Swynnerton's father was Thomas Swynnerton of Swynnerton Hall and Hilton Hall, Staffordshire. His mother was Alice Stanley, daughter of Sir Humphrey Stanley of Pipe Ridware and Clifton Campville. Both his parents were from landed gentry families based in the southern half of Staffordshire. Of his grandparents, the most distinguished was Sir Humphrey Stanley, who was knighted by Henry VII after the Battle of Bosworth and made a banneret after the Battle of Stoke Field. A close associate of the king, he is buried in Westminster Abbey.
In 1537, Swynnerton became bailiff of the Black Ladies estate, near Brewood. It had been a small Benedictine nunnery, dissolved by the Dissolution of the Lesser Monasteries Act. The new owner was Thomas Giffard, who outmanoeuvred Edward Littleton of Pillaton Hall to get it. Littleton had been married to Helen Swynnerton, Humphrey's aunt. Soon he made a family link to the Giffards too: by 1540 he had married Thomas's sister, Cassandra.

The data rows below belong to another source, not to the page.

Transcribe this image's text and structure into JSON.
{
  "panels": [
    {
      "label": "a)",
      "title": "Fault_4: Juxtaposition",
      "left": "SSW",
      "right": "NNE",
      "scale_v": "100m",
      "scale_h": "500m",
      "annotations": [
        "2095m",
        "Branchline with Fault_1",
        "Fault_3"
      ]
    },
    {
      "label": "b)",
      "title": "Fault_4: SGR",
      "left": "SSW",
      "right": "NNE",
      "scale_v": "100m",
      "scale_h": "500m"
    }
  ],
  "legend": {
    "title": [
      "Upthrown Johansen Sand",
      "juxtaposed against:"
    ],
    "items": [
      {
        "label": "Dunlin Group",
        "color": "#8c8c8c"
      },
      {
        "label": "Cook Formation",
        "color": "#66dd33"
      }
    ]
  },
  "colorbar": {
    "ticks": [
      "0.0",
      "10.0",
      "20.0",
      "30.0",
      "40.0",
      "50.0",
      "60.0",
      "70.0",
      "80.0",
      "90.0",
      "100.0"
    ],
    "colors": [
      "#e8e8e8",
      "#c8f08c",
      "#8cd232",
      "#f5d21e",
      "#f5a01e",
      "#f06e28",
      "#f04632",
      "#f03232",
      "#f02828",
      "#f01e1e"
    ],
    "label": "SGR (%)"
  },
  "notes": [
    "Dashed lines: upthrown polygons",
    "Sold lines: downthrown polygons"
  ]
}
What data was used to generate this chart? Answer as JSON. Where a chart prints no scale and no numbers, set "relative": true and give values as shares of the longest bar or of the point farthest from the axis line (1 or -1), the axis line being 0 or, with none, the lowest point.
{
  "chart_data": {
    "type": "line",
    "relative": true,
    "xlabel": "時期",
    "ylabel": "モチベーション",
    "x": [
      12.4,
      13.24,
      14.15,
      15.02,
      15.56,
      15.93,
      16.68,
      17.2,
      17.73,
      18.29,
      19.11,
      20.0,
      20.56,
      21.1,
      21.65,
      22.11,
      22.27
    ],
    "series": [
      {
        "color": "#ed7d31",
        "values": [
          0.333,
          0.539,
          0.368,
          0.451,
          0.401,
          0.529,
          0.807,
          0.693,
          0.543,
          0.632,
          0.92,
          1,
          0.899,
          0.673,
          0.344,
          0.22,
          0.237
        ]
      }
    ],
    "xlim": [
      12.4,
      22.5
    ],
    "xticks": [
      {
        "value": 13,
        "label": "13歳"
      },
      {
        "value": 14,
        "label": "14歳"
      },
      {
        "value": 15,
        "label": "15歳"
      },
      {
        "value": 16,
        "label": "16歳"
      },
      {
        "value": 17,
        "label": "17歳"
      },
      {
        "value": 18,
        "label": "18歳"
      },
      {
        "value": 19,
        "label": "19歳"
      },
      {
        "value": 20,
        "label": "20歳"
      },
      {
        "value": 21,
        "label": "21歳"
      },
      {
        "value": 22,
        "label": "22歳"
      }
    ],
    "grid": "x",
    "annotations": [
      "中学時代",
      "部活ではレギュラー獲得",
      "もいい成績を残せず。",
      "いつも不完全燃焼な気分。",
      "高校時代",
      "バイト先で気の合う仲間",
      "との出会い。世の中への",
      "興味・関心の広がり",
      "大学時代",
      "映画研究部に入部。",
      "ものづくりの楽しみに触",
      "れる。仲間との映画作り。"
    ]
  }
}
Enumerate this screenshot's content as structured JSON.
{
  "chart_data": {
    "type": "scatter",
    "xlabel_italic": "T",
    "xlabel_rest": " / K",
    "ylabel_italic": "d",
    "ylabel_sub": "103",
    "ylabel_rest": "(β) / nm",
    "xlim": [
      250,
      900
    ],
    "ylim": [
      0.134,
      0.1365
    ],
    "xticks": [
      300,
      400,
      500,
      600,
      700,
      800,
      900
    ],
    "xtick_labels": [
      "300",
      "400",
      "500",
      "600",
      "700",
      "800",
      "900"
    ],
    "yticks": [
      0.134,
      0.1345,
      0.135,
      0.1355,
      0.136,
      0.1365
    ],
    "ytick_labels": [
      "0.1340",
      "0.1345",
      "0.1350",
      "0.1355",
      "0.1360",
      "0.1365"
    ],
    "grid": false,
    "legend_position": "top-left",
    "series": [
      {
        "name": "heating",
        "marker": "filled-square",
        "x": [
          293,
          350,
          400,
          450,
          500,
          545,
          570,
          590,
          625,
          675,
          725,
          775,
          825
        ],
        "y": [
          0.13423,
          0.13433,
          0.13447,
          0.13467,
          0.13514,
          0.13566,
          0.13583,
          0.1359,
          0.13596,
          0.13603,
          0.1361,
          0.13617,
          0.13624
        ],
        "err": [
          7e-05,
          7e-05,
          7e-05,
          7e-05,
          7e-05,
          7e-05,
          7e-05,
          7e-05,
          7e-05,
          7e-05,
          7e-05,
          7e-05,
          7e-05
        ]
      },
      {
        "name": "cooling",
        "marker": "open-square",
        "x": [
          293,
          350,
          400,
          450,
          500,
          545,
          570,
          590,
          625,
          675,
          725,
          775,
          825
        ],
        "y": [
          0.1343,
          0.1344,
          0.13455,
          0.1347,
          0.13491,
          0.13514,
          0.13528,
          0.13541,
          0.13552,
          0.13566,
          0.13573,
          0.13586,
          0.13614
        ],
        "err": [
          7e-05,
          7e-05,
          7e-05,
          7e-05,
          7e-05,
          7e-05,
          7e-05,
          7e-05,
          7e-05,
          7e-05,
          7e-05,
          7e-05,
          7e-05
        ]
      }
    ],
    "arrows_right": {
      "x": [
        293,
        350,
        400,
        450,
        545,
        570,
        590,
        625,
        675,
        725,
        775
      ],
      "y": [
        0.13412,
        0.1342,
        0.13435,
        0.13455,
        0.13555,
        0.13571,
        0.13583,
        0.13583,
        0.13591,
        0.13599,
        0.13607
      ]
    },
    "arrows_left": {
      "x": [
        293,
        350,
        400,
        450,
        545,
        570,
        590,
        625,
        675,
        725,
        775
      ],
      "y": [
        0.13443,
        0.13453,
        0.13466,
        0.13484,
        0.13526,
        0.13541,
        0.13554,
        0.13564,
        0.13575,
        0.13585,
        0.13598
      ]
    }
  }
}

About 1541, shortly after marrying Cassandra Giffard, Swynnerton inherited the family estates on the death of his father. They fell into two quite distinct parts. Swynnerton, which had been in the family longest, is near Stone, Staffordshire. Hilton is about 30 km (20 miles) to the south, close to Wolverhampton. The family had also had an interest in the Littel Saredon estate in Shareshill, close to Hilton, possibly still did. Even further afield, there were also lands at Barrow, Cheshire. Swynnerton clearly found this dispersal uneconomic. Ownership of the Cheshire lands was disputed by Sir John Savage and, in 1555, Swynnerton came to an agreement and sold them to him. However, he divided his time between Hilton and Swynnerton, treating both as home. Hilton was assessed in 1545 as being worth only £20 annually.